How to Shape Development: Changing Our Own Behavior
"'There is really nothing you must be and there is nothing you must do. There is really nothing you must have and there is nothing you must know. There is really nothing you must become. However, it helps to understand that fire burns, and when it rains, the earth gets wet.' Whatever you do, he smiled, there are consequences, nobody is exempt. Then he winked, and bowed and walked away." -Jack Kornfield, Buddhism for Beginners
I have been contemplating these quotes for the last week. Kornfield in this quote, makes the observation that "whatever you do, there are consequences," which is interesting. As behavior analysts we examine the behavior of those around us, and analyze both antecedents and consequences--the environmental variables part of the behavioral contingency. We do this in schools, homes, businesses, sports and fitness, and animal training. Kornfield, though not a behavior analyst, a Buddhist Monk, links the above discussion with his teacher, who shared the zen saying above. The zen saying appears to be saying there is "nothing" we MUST do, but we need to be cognizant of the fact that when we do something, there are consequences, just as "fire burns and rain makes the earth wet."
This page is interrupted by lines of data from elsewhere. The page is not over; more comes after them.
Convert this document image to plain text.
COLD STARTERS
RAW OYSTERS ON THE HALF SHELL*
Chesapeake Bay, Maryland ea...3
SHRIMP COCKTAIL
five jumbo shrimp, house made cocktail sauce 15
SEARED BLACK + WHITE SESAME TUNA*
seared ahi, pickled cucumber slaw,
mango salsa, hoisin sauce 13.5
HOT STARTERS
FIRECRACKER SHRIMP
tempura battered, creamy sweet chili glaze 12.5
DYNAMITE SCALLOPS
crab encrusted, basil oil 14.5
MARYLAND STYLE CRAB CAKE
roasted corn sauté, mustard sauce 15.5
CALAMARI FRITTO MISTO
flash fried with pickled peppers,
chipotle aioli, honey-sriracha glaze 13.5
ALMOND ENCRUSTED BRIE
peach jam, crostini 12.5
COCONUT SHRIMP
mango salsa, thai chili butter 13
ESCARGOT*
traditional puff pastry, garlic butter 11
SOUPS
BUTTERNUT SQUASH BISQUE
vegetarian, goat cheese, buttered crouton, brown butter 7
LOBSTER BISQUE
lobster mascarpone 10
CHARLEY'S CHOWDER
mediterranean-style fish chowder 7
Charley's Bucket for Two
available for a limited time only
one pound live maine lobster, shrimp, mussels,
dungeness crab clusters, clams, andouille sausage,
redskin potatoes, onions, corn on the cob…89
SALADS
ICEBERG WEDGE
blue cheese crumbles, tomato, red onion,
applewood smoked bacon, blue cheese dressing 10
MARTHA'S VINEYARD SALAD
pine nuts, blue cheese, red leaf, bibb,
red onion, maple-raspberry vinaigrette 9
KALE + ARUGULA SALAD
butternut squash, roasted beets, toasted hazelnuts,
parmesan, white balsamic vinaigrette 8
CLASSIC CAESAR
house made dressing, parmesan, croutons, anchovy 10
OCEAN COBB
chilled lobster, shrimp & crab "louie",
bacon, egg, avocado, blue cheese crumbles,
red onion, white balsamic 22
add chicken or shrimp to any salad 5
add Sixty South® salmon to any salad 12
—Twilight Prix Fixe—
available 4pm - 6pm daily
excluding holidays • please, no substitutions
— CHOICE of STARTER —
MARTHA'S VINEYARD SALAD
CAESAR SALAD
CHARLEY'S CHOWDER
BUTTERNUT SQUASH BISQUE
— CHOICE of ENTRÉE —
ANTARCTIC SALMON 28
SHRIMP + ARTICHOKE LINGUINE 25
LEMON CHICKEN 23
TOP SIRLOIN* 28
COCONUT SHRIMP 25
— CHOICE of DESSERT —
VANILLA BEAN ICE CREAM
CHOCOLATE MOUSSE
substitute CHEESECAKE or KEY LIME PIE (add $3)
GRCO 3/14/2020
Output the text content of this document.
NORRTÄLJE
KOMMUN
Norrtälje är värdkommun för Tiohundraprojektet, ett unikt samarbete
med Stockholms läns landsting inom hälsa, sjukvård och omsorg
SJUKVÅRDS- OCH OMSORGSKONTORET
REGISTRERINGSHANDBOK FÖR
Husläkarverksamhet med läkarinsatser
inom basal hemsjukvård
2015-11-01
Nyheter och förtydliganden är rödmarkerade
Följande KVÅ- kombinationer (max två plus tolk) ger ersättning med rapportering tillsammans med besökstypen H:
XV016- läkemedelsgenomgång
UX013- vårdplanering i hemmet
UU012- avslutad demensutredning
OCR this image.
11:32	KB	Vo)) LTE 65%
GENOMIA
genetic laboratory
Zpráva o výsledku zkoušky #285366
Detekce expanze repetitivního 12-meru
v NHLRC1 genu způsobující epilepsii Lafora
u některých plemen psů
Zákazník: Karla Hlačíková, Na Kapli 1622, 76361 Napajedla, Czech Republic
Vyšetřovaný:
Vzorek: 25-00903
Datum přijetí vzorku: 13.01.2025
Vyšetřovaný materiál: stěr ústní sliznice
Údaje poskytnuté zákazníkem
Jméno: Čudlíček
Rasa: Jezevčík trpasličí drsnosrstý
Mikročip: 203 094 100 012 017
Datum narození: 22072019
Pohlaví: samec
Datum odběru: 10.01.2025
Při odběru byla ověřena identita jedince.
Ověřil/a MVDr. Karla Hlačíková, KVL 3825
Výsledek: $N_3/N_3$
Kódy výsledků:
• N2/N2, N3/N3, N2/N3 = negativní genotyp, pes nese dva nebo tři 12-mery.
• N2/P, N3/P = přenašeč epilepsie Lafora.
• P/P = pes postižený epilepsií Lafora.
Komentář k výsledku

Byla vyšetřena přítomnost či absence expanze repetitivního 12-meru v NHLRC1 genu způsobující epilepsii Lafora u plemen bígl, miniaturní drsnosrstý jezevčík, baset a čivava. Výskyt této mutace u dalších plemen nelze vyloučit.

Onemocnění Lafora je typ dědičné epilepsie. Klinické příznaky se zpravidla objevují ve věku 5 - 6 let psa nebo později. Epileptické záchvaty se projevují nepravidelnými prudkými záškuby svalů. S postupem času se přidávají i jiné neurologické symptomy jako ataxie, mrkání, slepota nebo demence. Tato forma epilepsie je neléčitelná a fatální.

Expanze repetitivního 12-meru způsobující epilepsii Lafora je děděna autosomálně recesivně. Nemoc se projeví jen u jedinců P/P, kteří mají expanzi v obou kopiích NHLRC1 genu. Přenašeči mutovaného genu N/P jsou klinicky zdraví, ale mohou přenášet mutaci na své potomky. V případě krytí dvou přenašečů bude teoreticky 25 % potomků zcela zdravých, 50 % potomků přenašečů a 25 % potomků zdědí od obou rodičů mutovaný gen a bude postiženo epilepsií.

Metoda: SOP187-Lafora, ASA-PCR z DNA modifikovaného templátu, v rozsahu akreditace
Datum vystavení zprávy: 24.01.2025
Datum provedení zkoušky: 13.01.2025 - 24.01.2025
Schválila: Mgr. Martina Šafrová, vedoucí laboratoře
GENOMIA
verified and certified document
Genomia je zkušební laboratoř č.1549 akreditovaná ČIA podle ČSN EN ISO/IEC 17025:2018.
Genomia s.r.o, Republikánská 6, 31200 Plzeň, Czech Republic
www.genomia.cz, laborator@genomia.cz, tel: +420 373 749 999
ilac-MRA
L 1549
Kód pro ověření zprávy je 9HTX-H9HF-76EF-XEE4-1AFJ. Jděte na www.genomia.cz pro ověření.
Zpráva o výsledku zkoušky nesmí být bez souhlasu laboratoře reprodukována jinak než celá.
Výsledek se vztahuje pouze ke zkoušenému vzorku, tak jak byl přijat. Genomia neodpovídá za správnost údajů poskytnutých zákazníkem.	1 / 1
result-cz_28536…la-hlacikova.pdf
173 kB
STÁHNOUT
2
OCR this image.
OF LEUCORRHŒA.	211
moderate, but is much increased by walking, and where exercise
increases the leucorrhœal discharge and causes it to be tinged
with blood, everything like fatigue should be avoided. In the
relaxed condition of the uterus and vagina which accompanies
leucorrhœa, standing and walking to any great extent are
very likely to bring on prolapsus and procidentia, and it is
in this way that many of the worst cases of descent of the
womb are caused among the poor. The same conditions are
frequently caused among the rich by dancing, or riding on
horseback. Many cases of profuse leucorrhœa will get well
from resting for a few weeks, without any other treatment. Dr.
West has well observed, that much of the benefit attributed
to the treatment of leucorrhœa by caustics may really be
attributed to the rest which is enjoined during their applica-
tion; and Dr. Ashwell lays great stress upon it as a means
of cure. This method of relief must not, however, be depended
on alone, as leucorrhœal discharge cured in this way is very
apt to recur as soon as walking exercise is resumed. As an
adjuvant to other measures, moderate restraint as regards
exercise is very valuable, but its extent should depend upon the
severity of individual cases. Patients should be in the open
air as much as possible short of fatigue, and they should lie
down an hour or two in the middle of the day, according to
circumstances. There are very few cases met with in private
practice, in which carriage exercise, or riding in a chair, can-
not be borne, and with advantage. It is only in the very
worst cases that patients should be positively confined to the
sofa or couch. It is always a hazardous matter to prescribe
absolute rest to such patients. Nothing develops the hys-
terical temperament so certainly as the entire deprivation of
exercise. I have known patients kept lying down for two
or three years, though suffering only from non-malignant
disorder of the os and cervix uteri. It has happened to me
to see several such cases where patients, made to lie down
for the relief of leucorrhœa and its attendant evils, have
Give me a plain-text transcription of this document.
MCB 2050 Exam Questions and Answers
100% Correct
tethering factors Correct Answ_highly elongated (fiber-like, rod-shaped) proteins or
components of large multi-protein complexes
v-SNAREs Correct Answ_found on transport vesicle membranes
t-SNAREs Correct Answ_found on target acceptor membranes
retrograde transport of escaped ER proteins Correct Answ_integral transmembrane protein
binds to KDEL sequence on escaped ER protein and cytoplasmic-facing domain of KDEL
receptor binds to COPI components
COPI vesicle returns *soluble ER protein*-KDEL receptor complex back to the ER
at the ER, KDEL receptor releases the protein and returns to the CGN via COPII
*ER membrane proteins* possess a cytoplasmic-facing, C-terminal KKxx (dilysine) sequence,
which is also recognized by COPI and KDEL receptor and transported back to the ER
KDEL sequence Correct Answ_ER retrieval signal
As parents, teachers, and leaders, we are often tasked with changing the behavior of those around us. It is important to note, however; as Kornfield says "no one is exempt." As we shape the behavior of those around us, it is important to keep in mind that our behavior is also being shaped by the environmental variables (such as consequences) that occur during the shaping process of those we support. Oftentimes, we spend time focusing on changing the behavior of others, when sometimes, it is our own behavior that needs to change. As we create our behavior plans and development plans, we should also be thinking about how we can change our own behavior in the process.